There has been a great deal of evolution in piston design over the years, in which a large number of usually small development steps have given us some really beautiful components. If we are to describe a modern racing piston, we would probably be safe to say it is an aluminium component with a ‘slipper’ skirt, having ribs joining the piston pin bosses to each other and then to the relatively unsupported lateral areas of the crown. This is pretty much the state of the art at the moment, arrived at by improvements in manufacturing technology and by doing lots of hard work testing small incremental changes. Skirts are now very minimal, in an attempt to reduce friction.

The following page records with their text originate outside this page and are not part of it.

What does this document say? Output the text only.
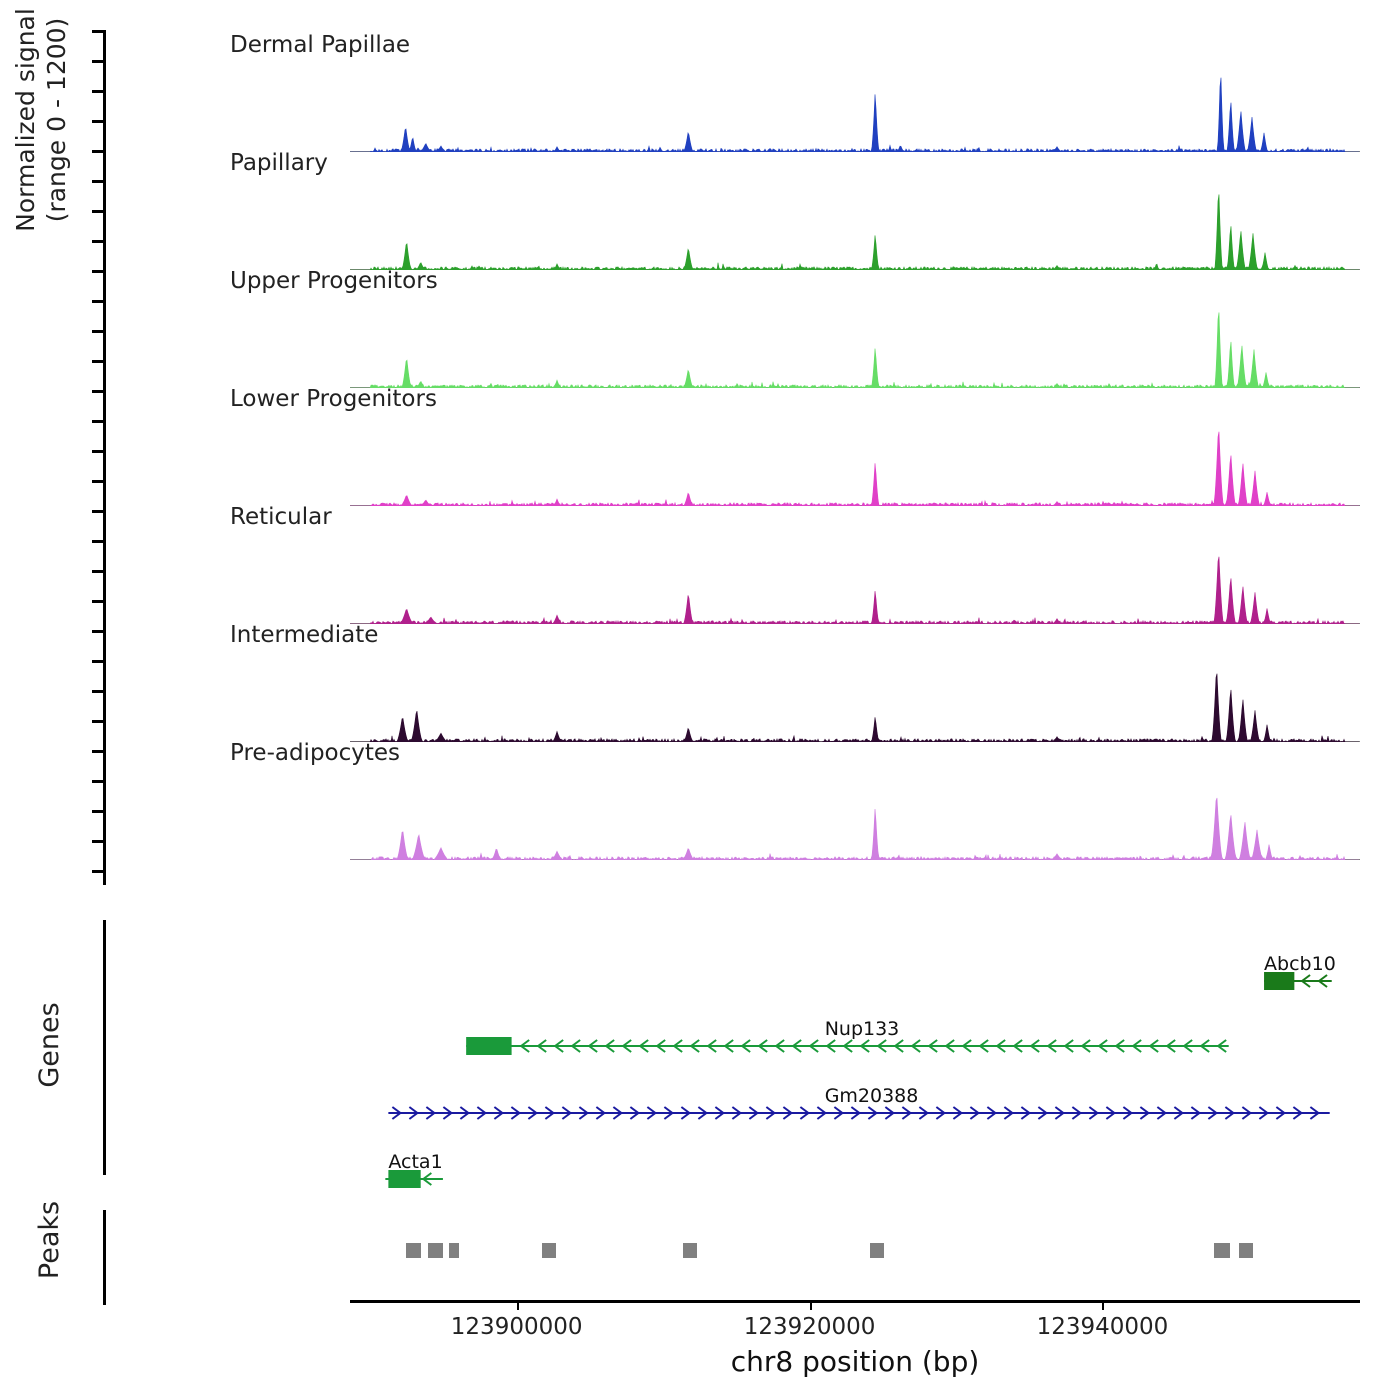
Normalized signal (range 0 - 1200)
Genes
Peaks
Dermal Papillae
Papillary
Upper Progenitors
Lower Progenitors
Reticular
Intermediate
Pre-adipocytes
Abcb10
Nup133
Gm20388
Acta1
123900000	123920000	123940000
chr8 position (bp)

However, a couple of new structural concepts that depart quite strikingly from the usual designs have been developed by prominent piston companies, and both are very different from each other. The first, developed by a US piston company, is a skeletal design that ‘ties’ the skirt to the pin bosses more firmly. The middle part of the skirt, which is generally not well controlled relative to the pin boss, is now connected to the pin bosses by bringing the usual webs closer to the piston centreline. The pin bosses are tied to the lateral areas of the crown by very deep ribs, and these in turn are connected to both the skirt and each other by a circumferential ‘stringer’.
It certainly looks a very stiff design, and it is perhaps easier to describe the piston as a very modern take on a slipper piston, but using modern machining techniques to take weight away where it is not required. The company cites improved stiffness and fatigue among the findings of initial testing.
The second concept comes from a UK piston supplier which has gone in the opposite direction, seeking instead to decouple the movement of the crown and the skirt as much as possible. In a conventional piston, the crown and skirt are intimately linked, and the behaviour of one affects the other. By linking both independently to the pin bosses and removing any real stiffness between the crown and skirt, both are free to move without affecting the deformation of the other.
So, under combustion and inertia loads, the skirt is no longer pushed and pulled by the crown. Consequently the skirt profile can be optimised for this, and it has been found that the skirt area can safely be reduced by a significant amount, and this has led to reduced friction. Skirt lubrication is also likely to be improved compared to a standard piston design as there is much more access for oil to lubricate the skirt-to-liner contact as the piston rises from bottom dead centre.
It is interesting to note that both of these suppliers have noted significant, although different, improvements from their new concepts. By straying from the well trodden development path, both have found new areas of performance to explore. We are likely to see both concepts become commercially available in the near future.